Despite the positive outcomes, it is crucial to exercise caution and consider the potential risks associated with lipid emulsion therapy. Hayes et al. conducted a systematic review, highlighting adverse events reported after acute ILE administration and emphasising the need for monitoring and careful consideration of potential complications[10]. Specific cases have reported adverse effects related to lipid emulsion therapy in the context of bupropion toxicity, including prolonged lipaemia and pancreatitis resulting from extended infusion, and cases of asystole following intravenous fat emulsion administration[11-12]. Additionally, Schulz et al. documented neurological complications associated with fat emulsion therapy, emphasising the importance of cautious administration and vigilant monitoring[13]. Interestingly, the administration of ILE in our case may have contributed to the deterioration of her respiratory status, necessitating additional interventions to support ventilation.

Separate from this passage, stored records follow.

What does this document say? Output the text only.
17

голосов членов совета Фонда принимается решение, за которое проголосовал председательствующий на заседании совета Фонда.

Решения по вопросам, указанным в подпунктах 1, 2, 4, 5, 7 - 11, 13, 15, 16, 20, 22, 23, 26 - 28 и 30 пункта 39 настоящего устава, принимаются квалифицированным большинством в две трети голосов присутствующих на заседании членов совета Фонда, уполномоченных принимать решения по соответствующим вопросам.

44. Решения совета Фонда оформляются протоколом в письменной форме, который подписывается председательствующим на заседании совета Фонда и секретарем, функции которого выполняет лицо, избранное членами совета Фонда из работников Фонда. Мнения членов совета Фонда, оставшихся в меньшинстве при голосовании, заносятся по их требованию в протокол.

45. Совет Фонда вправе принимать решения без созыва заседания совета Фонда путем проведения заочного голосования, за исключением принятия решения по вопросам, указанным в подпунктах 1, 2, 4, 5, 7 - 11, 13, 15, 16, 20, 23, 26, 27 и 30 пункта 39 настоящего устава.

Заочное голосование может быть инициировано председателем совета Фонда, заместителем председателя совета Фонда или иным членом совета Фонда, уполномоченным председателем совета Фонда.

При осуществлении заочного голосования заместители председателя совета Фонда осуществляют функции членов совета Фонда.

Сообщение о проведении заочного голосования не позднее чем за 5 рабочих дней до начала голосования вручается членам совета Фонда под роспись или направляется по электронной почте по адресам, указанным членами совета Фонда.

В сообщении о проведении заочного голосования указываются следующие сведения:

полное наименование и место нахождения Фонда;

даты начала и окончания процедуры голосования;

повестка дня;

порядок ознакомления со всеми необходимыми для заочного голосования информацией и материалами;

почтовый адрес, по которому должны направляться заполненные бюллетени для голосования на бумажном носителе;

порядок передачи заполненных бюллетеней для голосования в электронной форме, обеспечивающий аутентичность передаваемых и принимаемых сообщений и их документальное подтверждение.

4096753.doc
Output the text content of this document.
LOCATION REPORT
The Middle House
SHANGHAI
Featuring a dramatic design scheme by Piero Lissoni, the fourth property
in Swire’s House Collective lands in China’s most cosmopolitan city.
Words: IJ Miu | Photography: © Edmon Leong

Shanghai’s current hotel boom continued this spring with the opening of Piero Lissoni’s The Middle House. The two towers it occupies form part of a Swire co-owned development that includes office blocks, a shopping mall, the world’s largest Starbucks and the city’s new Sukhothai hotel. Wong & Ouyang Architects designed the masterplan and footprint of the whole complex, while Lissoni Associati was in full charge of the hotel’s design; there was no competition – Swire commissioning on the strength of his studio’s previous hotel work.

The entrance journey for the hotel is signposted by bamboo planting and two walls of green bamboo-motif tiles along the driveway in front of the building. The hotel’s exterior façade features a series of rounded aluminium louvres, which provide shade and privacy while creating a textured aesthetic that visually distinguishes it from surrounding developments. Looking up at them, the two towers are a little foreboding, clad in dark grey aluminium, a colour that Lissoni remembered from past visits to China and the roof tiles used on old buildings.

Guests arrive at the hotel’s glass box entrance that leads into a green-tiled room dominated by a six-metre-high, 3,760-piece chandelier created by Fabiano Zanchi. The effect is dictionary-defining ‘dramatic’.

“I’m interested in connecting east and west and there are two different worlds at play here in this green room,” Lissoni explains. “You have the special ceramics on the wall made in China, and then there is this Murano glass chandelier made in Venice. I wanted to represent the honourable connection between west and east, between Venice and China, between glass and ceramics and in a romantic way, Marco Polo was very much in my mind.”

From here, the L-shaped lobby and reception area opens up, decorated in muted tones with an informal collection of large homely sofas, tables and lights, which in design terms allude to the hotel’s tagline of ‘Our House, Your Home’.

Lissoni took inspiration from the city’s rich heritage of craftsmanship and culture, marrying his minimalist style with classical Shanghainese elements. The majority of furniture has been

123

The pendulum swings regarding lipid emulsion as an antidote, as discussed by Mullins and Seger, emphasise the importance of individualised decision-making considering specific clinical circumstances[14]. Although promising, clear guidelines for dosing, timing and the safety protocol are yet to be established and further research is needed. Prioritising evidence-based medicine and first-line therapy is fundamental in managing this toxicity effectively. Intravenous lipid infusion may act as a valuable adjunctive therapy if applied within established guidelines. A noteworthy case report by Tolentino et al. suggests that lipid emulsion therapy combined with plasmapheresis could offer a comprehensive treatment strategy[15]. Nevertheless, optimal patient outcomes hinge on individualised decision-making, informed consent and effective communication about treatment risks and benefits. The adoption of a patient-centred approach is key to the successful management of bupropion toxicity.